Дежурить у рации первым Жильцов решил сам. Слишком велико еще было напряжение, чтобы он мог вот так просто лечь и уснуть. Кокорев и Каланджи уснули сразу — завидное свойство, завидное умение! А он сидел и думал, как странно все-таки устроена его жизнь. Еще полтора часа назад идти по тихой улице с девушкой, слышать ее голос, и вот и она, и тихая улица, и город уже далеко, в десятках километров от тебя, а кругом ночь, и лес, и дождик, будто бы и не было ничего больше.

Нет, было! Все-таки было! «Я тоже ничего не хочу скрывать... Меня испугало то, что мы очень быстро потянулись друг к другу...» Кажется, она еще сказала — «сразу». Да, конечно же, сразу! «Теперь, — думал Жильцов, — у нас уже есть своя история. Что она делает сейчас? Спит?» Ему хотелось, чтобы она не спала. «Она ведь слышала, как мы улетали. Вряд ли она спит, — говорил он себе. — Сидит в халатике на кухне, чтобы не мешать Екатерине Павловне, а та тоже не спит. Выходит на кухню. „Ты бы легла, Люда”. — „Не могу...”»

«Все странно. И человек устроен странно, — думал Жильцов. — Вон спит Кокорев, странный человек. Судя по всему, вывел машину тютелька в тютельку. Сидел и даже пот с лица не стряхивал — волновался, конечно, дергался, да некогда было, я-то видел... А завтра пойдет на танцульку и будет вкручивать какой-нибудь очередной местной красотке про летную романтику. Чушь собачья! — И снова Жильцов возвращался мыслями к Людмиле: — Может быть, она была сегодня права, и это у меня от долгого одиночества, от тоски, от нетерпения? А если даже так, зачем размышлять над этим? Человек не имеет права на одиночество, это противно самой его сущности. В Людмиле же есть не странность, есть удивительность — это разные вещи. Странность вызывает подозрения — именно это я испытывал к Кокореву. Удивление же переходит в восторг... Может быть, говорить сегодня с Людмилой надо было совсем, совсем иначе. Просто обнять и сказать: «Давай будем вместе, ты и я». Ведь наверняка где-то в глубине души она думает так же.

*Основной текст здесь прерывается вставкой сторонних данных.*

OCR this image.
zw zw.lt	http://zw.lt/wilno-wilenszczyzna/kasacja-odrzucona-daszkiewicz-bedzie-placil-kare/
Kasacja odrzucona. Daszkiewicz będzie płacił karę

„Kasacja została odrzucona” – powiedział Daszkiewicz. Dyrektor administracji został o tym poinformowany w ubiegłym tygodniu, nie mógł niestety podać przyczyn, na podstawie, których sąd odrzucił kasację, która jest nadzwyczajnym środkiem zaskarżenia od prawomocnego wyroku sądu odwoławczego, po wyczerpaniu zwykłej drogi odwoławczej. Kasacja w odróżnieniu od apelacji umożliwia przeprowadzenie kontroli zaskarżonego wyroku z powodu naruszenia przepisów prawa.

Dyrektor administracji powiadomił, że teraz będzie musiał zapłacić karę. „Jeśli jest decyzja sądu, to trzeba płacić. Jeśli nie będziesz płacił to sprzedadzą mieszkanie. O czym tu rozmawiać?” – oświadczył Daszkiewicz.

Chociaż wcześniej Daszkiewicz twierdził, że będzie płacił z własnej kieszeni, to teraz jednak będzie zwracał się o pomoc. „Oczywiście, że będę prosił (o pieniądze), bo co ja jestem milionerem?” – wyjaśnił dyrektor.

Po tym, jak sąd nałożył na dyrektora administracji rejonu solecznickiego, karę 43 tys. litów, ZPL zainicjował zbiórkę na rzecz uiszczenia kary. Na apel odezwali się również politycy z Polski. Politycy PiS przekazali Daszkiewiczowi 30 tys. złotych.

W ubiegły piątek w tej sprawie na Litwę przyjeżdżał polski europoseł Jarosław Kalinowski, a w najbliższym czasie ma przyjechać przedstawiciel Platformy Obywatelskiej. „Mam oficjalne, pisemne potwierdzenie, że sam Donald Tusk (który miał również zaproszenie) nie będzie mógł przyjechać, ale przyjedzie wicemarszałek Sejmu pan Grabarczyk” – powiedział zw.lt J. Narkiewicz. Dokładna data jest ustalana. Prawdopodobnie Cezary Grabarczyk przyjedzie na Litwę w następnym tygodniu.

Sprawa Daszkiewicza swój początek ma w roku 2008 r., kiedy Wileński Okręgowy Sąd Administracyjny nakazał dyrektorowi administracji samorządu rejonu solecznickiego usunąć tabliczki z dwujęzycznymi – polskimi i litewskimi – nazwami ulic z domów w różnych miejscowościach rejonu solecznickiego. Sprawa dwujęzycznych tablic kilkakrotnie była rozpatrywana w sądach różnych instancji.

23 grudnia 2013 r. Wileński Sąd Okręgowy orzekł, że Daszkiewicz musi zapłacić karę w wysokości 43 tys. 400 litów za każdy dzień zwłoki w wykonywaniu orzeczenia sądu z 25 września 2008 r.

Нет, — продолжал разговаривать сам с собой Жильцов. — Тоже чушь! Сегодня все было правильно. Если бы я обнял ее, она имела право оттолкнуть меня и подумать бог весть что.

Когда давным-давно я сказал Наташе, что не смогу без нее, я верил, что так оно и есть. Оказалось — смог. Как в том анекдоте: один молодой человек пригрозил девушке, что, если она не выйдет за него замуж, он умрет. Она не вышла за него замуж, и он действительно умер! Через сорок пять лет...

Наверно, первая любовь всегда более бездумна. Вон Женька — со школьных лет влюблен в свою Ию и ни о чем не думает. «Придет время — женимся» — вот и все. А смогу ли я теперь без Людмилы?»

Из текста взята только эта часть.